In recent years, however, some Mormon moms in and out of the Beehive State have faced criticism, gossip and even reprimands from church leaders for "not completely covering up."
As a new mother in Provo about three years ago, Heather Moore-Farley got a call from her Relief Society president, asking her to use a blanket or go to the mothers' lounge in the women's bathroom to breast-feed to protect others' sensitivities. Then her bishop suggested Moore-Farley and her husband pray about it. They did and got the same answer: She was doing nothing wrong.
Sometime later, another ward member confronted the couple as they were walking home from church and accused her of "contributing to the pornography problem" and "not keeping [her] covenants."

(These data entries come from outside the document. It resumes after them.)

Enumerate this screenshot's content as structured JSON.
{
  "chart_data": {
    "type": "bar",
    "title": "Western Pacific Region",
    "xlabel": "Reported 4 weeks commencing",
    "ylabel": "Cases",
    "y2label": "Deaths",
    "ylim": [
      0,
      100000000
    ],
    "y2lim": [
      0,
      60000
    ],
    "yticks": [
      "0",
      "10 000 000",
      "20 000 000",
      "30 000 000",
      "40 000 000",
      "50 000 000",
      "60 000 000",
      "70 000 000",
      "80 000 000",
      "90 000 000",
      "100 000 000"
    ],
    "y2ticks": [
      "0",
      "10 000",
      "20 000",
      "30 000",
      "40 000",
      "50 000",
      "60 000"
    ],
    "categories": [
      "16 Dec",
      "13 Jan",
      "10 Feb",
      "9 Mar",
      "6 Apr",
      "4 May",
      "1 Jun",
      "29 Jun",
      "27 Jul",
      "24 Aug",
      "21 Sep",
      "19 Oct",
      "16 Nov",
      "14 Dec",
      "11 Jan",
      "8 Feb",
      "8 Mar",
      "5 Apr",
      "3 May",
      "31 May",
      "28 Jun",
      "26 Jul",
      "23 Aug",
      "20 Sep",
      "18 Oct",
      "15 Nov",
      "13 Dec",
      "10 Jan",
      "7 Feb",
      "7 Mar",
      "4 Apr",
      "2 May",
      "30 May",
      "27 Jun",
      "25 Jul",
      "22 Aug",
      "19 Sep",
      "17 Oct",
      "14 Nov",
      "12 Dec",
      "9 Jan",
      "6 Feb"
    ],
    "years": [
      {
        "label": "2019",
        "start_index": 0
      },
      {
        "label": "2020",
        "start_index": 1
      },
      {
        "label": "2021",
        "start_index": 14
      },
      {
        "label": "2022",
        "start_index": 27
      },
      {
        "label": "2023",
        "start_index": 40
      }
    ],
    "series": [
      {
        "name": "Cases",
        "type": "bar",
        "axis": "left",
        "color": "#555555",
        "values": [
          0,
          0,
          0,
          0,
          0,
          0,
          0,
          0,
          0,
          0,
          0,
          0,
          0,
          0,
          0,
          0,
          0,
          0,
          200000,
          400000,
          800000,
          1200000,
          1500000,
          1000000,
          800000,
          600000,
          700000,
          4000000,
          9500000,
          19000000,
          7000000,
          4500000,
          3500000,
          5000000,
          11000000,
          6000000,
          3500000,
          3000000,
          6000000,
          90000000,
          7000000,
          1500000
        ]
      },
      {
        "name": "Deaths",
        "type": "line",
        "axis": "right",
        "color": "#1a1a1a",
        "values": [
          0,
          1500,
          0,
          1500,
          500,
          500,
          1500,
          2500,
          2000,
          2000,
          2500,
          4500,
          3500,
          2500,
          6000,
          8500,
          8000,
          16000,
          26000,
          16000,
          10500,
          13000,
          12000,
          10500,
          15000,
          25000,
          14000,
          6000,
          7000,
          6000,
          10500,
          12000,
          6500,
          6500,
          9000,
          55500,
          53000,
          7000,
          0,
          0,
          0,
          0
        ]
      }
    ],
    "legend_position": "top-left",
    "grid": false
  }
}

Moore-Farley felt hurt and angry, but it didn't change her mind about breast-feeding. She began to collect stories like hers from other Mormon moms. The couple eventually moved to the Bay Area and had no more trouble nursing subsequent children at church.
Verbal attacks on lactating mothers from many backgrounds, though, have continued — even as proponents have grown more vocal and better organized in defense of their rights.